Bu gibi acele etmeler insanı her zaman yanıltır.

 

12-Geçimsizlik halinde kime başvurmalı?

Sorun olduğu zaman Kur’an, Sünnete danışmalı. Oralarda mutlaka cevap bulunur.

“Ey iman edenler! Allah'a itaat edin. Peygamber'e ve sizden olan ulü’l-emre (idarecilere) de itaat edin. Eğer bir hususta anlaşmazlığa düşerseniz Allah'a ve âhirete gerçekten inanıyorsanız onu Allah'a ve Resul'e götürün (onların talimatına göre halledin); bu hem hayırlı, hem de netice bakımından daha güzeldir. “  (Nisâ 4/35)

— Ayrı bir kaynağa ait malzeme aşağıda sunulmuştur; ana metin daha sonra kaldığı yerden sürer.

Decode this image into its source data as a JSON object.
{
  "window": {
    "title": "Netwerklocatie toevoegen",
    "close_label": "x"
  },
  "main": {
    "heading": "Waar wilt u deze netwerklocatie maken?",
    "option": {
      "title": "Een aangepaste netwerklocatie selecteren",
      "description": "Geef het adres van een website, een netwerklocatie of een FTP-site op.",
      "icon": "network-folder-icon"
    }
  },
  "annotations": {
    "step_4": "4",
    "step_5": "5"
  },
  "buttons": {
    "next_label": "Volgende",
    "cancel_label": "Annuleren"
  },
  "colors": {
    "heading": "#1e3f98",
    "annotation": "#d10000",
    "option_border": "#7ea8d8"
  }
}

“Eğer karı-kocanın aralarının açılmasından korkarsanız, erkeğin ailesinden bir hakem ve kadının ailesinden bir hakem gönderin. Bunlar barıştırmak isterlerse Allah aralarını bulur; şüphesiz Allah her şeyi bilen, her şeyden haberdar olandır.” (Nisa 4/59)

 

13-Ev hayatı ile ilgili bilgilenmek

Geç kaldım demeden mümkün olduğu kadar aile hayatıyla ilgili ders takip etmek, kitap okumak faydalıdır. Zira insan her şeyi bilemez. Bildiklerini unutabilir. Ya da bildiklerini yerinde uygulayamaz. Bilgileri tazelemekte fayda var.